Results: Of 573 MRSA strains tested (mean number of isolates by centre: 44; range: 30–54), 31 (5.4%) met the phenotype screen criteria of GISA/h-GISA. Putative GISA strains were found in 10 of the 13 participating labs and their frequency by centre ranged between 0 and 13%. 24 isolates (4.2%) were confirmed as h-TISA and 2 (0.3%) as GISA or h-GISA by MIC testing (VA MIC of 4 and 8 mg/L) and by PAPs. Origins of the isolates were: lower respiratory tract (11), wounds (7), blood (4) and urine (2). Fourteen of the 24 h-TISA strains were resistant to gentamicin by disk diffusion. By molecular analysis, all h-TISA isolates clustered in two epidemic PFGE groups (A and D) which were previously reported in h-GISA or in h-TISA isolates in Belgium. The two GISA strains were clearly unrelated to each other and to the h-TISA strains. Dissemination of h-TISA isolates belonging to the same clone resulted in small local outbreaks in six of the centres.

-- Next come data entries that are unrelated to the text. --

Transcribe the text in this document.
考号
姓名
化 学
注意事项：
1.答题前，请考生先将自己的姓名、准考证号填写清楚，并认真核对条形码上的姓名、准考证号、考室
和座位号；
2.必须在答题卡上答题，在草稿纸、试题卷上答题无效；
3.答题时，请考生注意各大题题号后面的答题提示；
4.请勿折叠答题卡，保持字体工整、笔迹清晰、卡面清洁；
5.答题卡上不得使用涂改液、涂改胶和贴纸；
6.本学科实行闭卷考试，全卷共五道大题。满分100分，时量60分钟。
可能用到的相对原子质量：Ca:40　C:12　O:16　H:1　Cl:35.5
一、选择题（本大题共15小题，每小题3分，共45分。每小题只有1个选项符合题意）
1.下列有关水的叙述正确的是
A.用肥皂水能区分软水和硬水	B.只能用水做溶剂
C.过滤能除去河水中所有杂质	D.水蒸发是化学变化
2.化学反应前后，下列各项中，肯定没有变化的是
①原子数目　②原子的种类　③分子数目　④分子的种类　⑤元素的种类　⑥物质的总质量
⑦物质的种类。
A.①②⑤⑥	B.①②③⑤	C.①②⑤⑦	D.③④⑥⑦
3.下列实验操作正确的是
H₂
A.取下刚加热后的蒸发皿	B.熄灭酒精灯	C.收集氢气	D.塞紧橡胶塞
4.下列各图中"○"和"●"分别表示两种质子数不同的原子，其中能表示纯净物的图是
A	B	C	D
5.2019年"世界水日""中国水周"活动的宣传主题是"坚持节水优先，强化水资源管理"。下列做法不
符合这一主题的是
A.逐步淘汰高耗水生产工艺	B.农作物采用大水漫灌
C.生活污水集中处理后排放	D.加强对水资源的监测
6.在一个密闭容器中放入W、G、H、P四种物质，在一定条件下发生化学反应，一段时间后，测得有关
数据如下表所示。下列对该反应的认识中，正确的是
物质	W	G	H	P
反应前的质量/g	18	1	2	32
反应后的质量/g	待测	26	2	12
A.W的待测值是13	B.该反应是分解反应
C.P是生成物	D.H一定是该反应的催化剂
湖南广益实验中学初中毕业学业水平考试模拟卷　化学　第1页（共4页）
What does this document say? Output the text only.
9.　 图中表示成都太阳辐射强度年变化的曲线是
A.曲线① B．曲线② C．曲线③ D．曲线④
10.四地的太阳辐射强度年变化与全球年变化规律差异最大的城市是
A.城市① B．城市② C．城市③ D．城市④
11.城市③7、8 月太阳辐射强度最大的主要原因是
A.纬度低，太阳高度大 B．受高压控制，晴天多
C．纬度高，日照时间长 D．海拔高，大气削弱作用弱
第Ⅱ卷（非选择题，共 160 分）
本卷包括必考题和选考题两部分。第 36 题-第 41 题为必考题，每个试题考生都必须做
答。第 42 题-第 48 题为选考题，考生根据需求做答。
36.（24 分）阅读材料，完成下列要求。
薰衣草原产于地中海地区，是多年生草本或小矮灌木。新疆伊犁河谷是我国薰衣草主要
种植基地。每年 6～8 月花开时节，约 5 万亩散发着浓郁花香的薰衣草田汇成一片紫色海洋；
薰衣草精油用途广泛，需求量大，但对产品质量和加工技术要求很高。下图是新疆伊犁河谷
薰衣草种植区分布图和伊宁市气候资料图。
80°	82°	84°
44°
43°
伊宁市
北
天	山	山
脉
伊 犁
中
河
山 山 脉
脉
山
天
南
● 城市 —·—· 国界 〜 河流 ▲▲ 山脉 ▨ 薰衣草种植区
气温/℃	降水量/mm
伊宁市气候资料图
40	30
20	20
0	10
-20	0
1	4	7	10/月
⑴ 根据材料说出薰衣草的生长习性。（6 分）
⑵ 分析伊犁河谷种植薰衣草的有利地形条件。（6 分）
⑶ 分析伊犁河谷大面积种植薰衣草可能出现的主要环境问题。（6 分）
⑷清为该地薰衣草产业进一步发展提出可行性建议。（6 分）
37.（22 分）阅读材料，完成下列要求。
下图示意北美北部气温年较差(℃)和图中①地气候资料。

Conclusion: Overall GISA/h-GISA isolates were found in 4.5% of the Belgian MRSA isolates from hospitalised patients. Most of the isolates had a h-TISA phenotype. Although uncommon, the occurrence of GISA/h-GISA among MRSA strains is higher than reported previously in other surveys in Belgium and could possibly be attributed to the spread of certain epidemic clones within and across hospitals.